Dion Hinchcliffe talks about the growing shift of tech dollars to the CMO, and even more shrinking of the CIO’s role.
Several reactions:
a) Marketing is only the latest buying center to come to the attention of tech market watchers. Few people seem to acknowledge the CMO has long used TV audience monitoring, POS data, search engine optimization, email campaign and other technologies. Often without much IT support. With social analytics, mobile advertising and bigger consumer and product data sets, the marketing technology is more prominent, but it’s certainly not a brand new technology buying center.
b) For a long time, way before Nicholas Carr, people have been screaming “end of IT” as various C level execs bought their own technology and hired their own specialists. At Gartner, I saw supply chain execs turn more to their 3PLs, customer care execs turn to external call centers, HR to external benefits administration firms. In research for my last book, I found just about every company building tech skills in their product engineering groups, as they make products “smarter” with sensors, software and satellite support.

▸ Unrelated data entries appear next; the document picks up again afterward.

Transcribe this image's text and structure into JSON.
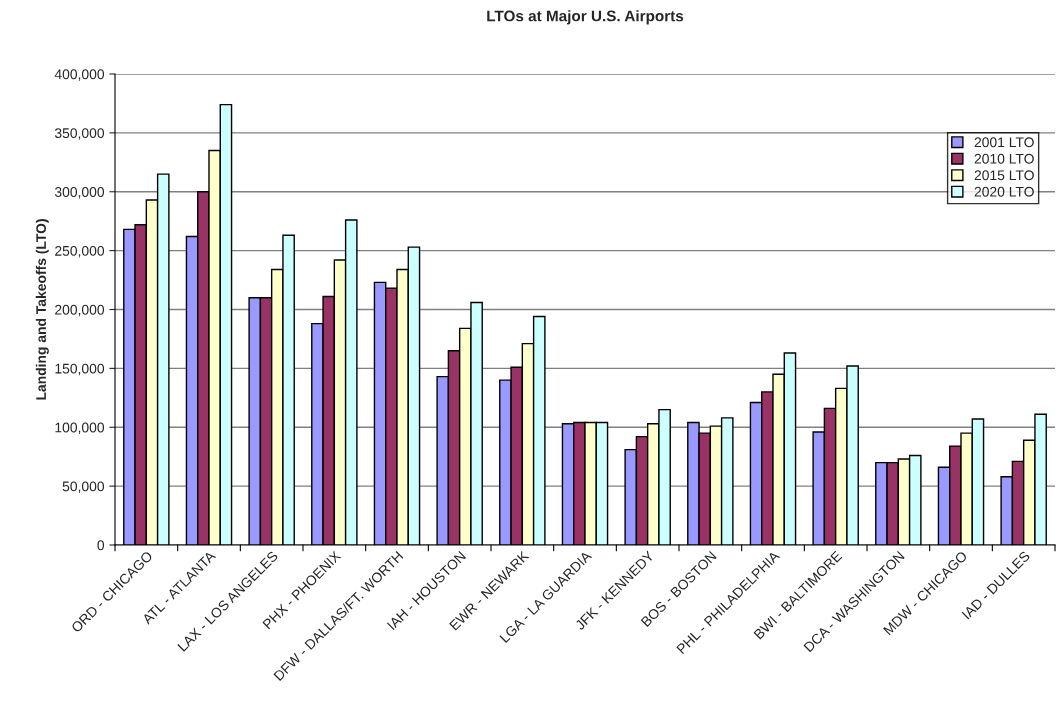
{
  "chart_data": {
    "type": "bar",
    "title": "LTOs at Major U.S. Airports",
    "ylabel": "Landing and Takeoffs (LTO)",
    "categories": [
      "ORD - CHICAGO",
      "ATL - ATLANTA",
      "LAX - LOS ANGELES",
      "PHX - PHOENIX",
      "DFW - DALLAS/FT. WORTH",
      "IAH - HOUSTON",
      "EWR - NEWARK",
      "LGA - LA GUARDIA",
      "JFK - KENNEDY",
      "BOS - BOSTON",
      "PHL - PHILADELPHIA",
      "BWI - BALTIMORE",
      "DCA - WASHINGTON",
      "MDW - CHICAGO",
      "IAD - DULLES"
    ],
    "series": [
      {
        "name": "2001 LTO",
        "color": "#9999ff",
        "values": [
          268000,
          262000,
          210000,
          188000,
          223000,
          143000,
          140000,
          103000,
          81000,
          104000,
          121000,
          96000,
          70000,
          66000,
          58000
        ]
      },
      {
        "name": "2010 LTO",
        "color": "#993366",
        "values": [
          272000,
          300000,
          210000,
          211000,
          218000,
          165000,
          151000,
          104000,
          92000,
          95000,
          130000,
          116000,
          70000,
          84000,
          71000
        ]
      },
      {
        "name": "2015 LTO",
        "color": "#ffffcc",
        "values": [
          293000,
          335000,
          234000,
          242000,
          234000,
          184000,
          171000,
          104000,
          103000,
          101000,
          145000,
          133000,
          73000,
          95000,
          89000
        ]
      },
      {
        "name": "2020 LTO",
        "color": "#ccffff",
        "values": [
          315000,
          374000,
          263000,
          276000,
          253000,
          206000,
          194000,
          104000,
          115000,
          108000,
          163000,
          152000,
          76000,
          107000,
          111000
        ]
      }
    ],
    "ylim": [
      0,
      400000
    ],
    "yticks": [
      {
        "value": 0,
        "label": "0"
      },
      {
        "value": 50000,
        "label": "50,000"
      },
      {
        "value": 100000,
        "label": "100,000"
      },
      {
        "value": 150000,
        "label": "150,000"
      },
      {
        "value": 200000,
        "label": "200,000"
      },
      {
        "value": 250000,
        "label": "250,000"
      },
      {
        "value": 300000,
        "label": "300,000"
      },
      {
        "value": 350000,
        "label": "350,000"
      },
      {
        "value": 400000,
        "label": "400,000"
      }
    ],
    "grid": "y",
    "legend": "top right"
  }
}
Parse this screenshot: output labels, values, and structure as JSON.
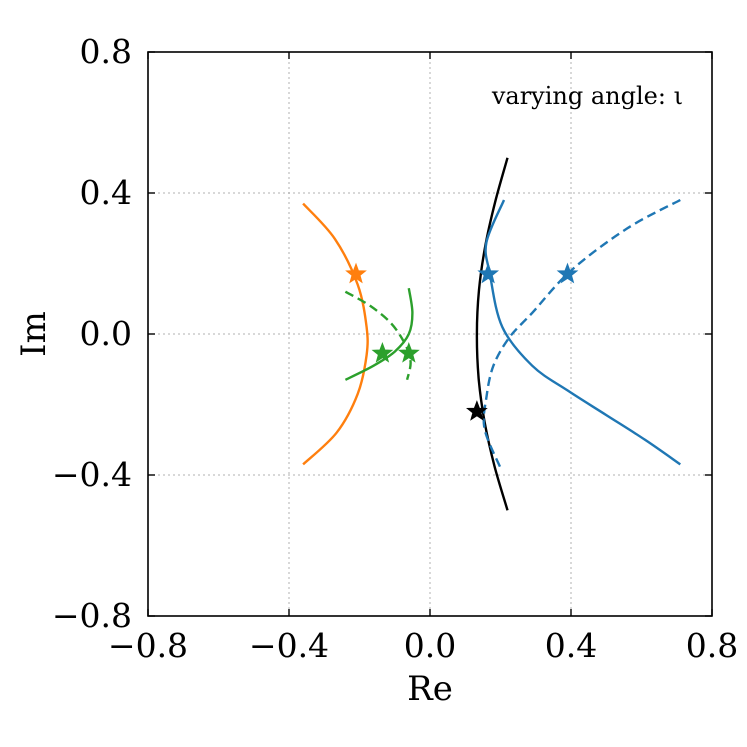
{
  "chart_data": {
    "type": "line",
    "title": "",
    "xlabel": "Re",
    "ylabel": "Im",
    "xlim": [
      -0.8,
      0.8
    ],
    "ylim": [
      -0.8,
      0.8
    ],
    "xticks": [
      -0.8,
      -0.4,
      0.0,
      0.4,
      0.8
    ],
    "yticks": [
      -0.8,
      -0.4,
      0.0,
      0.4,
      0.8
    ],
    "xtick_labels": [
      "−0.8",
      "−0.4",
      "0.0",
      "0.4",
      "0.8"
    ],
    "ytick_labels": [
      "−0.8",
      "−0.4",
      "0.0",
      "0.4",
      "0.8"
    ],
    "grid": true,
    "annotation": "varying angle: ι",
    "series": [
      {
        "color": "#000000",
        "style": "solid",
        "x": [
          0.22,
          0.185,
          0.157,
          0.139,
          0.133,
          0.138,
          0.155,
          0.183,
          0.22
        ],
        "y": [
          0.5,
          0.375,
          0.25,
          0.125,
          0.0,
          -0.125,
          -0.25,
          -0.375,
          -0.5
        ]
      },
      {
        "color": "#1f77b4",
        "style": "solid",
        "x": [
          0.21,
          0.16,
          0.17,
          0.205,
          0.29,
          0.39,
          0.5,
          0.61,
          0.71
        ],
        "y": [
          0.38,
          0.26,
          0.17,
          0.02,
          -0.09,
          -0.16,
          -0.23,
          -0.3,
          -0.37
        ]
      },
      {
        "color": "#1f77b4",
        "style": "dashed",
        "x": [
          0.71,
          0.56,
          0.4,
          0.29,
          0.225,
          0.18,
          0.16,
          0.155,
          0.2
        ],
        "y": [
          0.38,
          0.3,
          0.18,
          0.06,
          -0.01,
          -0.09,
          -0.18,
          -0.27,
          -0.38
        ]
      },
      {
        "color": "#ff7f0e",
        "style": "solid",
        "x": [
          -0.36,
          -0.27,
          -0.205,
          -0.18,
          -0.18,
          -0.205,
          -0.265,
          -0.36
        ],
        "y": [
          0.37,
          0.27,
          0.14,
          0.02,
          -0.06,
          -0.17,
          -0.28,
          -0.37
        ]
      },
      {
        "color": "#2ca02c",
        "style": "solid",
        "x": [
          -0.06,
          -0.05,
          -0.06,
          -0.1,
          -0.16,
          -0.24
        ],
        "y": [
          0.13,
          0.06,
          0.0,
          -0.05,
          -0.09,
          -0.13
        ]
      },
      {
        "color": "#2ca02c",
        "style": "dashed",
        "x": [
          -0.24,
          -0.17,
          -0.11,
          -0.07,
          -0.055,
          -0.065
        ],
        "y": [
          0.12,
          0.08,
          0.03,
          -0.03,
          -0.08,
          -0.13
        ]
      }
    ],
    "markers": [
      {
        "color": "#ff7f0e",
        "x": -0.21,
        "y": 0.17
      },
      {
        "color": "#2ca02c",
        "x": -0.135,
        "y": -0.055
      },
      {
        "color": "#2ca02c",
        "x": -0.06,
        "y": -0.055
      },
      {
        "color": "#000000",
        "x": 0.133,
        "y": -0.22
      },
      {
        "color": "#1f77b4",
        "x": 0.165,
        "y": 0.17
      },
      {
        "color": "#1f77b4",
        "x": 0.39,
        "y": 0.17
      }
    ]
  }
}
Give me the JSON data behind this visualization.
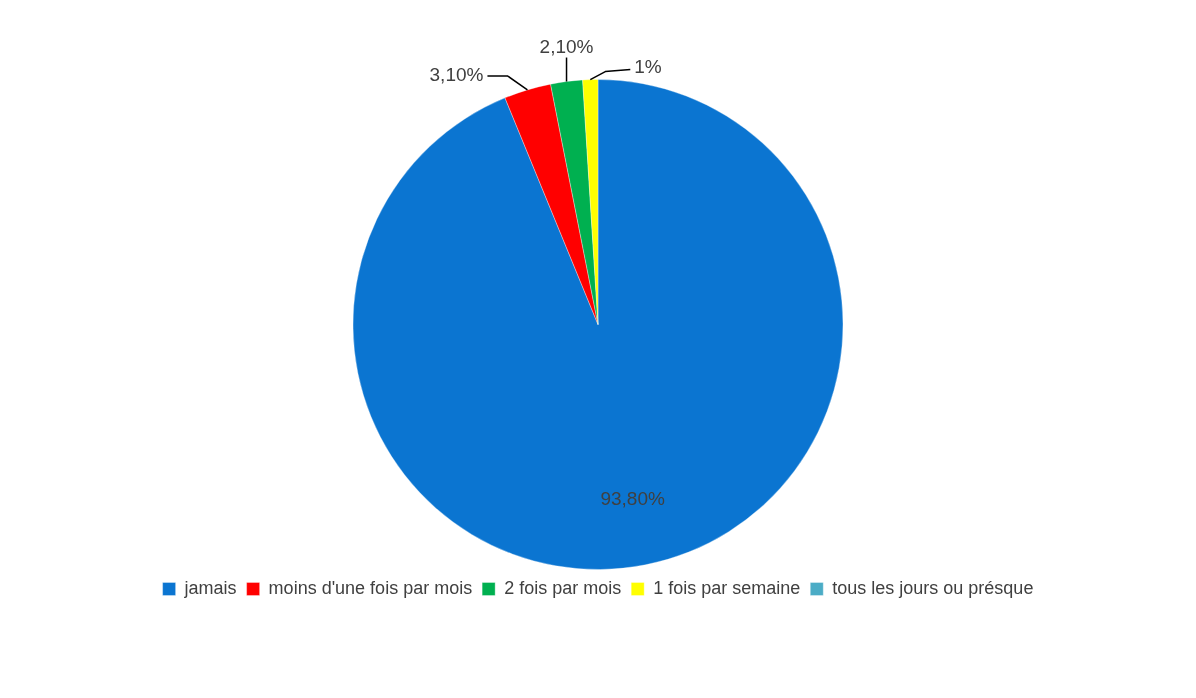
{
  "chart_data": {
    "type": "pie",
    "categories": [
      "jamais",
      "moins d'une fois par mois",
      "2 fois par mois",
      "1 fois par semaine",
      "tous les jours ou présque"
    ],
    "values": [
      93.8,
      3.1,
      2.1,
      1,
      0
    ],
    "colors": [
      "#0b75d1",
      "#ff0000",
      "#00b050",
      "#ffff00",
      "#4bacc6"
    ],
    "value_labels": [
      "93,80%",
      "3,10%",
      "2,10%",
      "1%",
      null
    ],
    "legend": "bottom"
  }
}
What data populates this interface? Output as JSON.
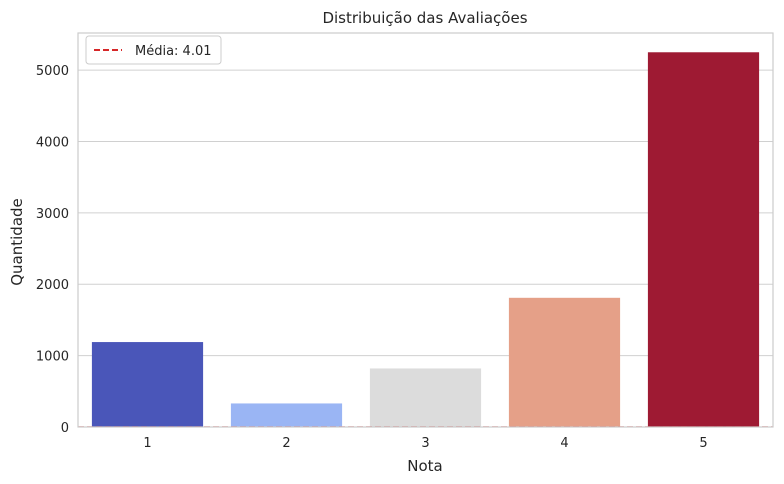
{
  "chart_data": {
    "type": "bar",
    "title": "Distribuição das Avaliações",
    "xlabel": "Nota",
    "ylabel": "Quantidade",
    "categories": [
      "1",
      "2",
      "3",
      "4",
      "5"
    ],
    "values": [
      1190,
      330,
      820,
      1810,
      5250
    ],
    "bar_colors": [
      "#4a56b9",
      "#9ab5f4",
      "#dcdcdc",
      "#e5a088",
      "#9e1a33"
    ],
    "ylim": [
      0,
      5520
    ],
    "yticks": [
      0,
      1000,
      2000,
      3000,
      4000,
      5000
    ],
    "grid": "horizontal",
    "mean_line": {
      "value": 4.01,
      "label": "Média: 4.01",
      "color": "#d62728",
      "style": "dashed"
    },
    "legend": {
      "placement": "top-left",
      "entries": [
        "Média: 4.01"
      ]
    }
  }
}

c) The CIO and IT staff portion have been shrinking even within the IT budget. Only 10-20% of IT and telecom budgets are spent on internal staff. So while the CIO and IT are the continued “punching bag'” for everyone, they really should be picking on the vendors which make up the bulk of the budget and move slowly on productivity, innovation and other traits expected of IT
d) Most CIOs I know do not like the current IT status quo, and some are pretty vocal about it. Filippo Passerini, CIO of P&G laments in the latest issue of Information Week about the “hub and spoke” software vendor model. ” The software vendor pitches what it’s selling and what’s possible with technology, then a would-be customer tells the vendor what it really needs. FedEx, Boeing, BP, Disney, Goldman Sachs, GE — they all go through the same exercise as P&G, one on one with the vendor”. Randy Mott, CIO of GM is bringing thousands of outsourced IT staff back on to its payroll. Many CIOs around the world are using Google Fiber benchmarks in Kansas City in their own telecom budget review.
During last night’s Oscars, Samsung ran several Tim Burton inspired commercials which featured unicorns. A few of the spots had stereotypical IT staff talking BYOD and other standards. My reaction – that right there is the unicorn. A mythical character everyone loves to portray as a gatekeeper.
The CIO and IT have long been morphing. And hearing greatly exaggerated rumors of their demise.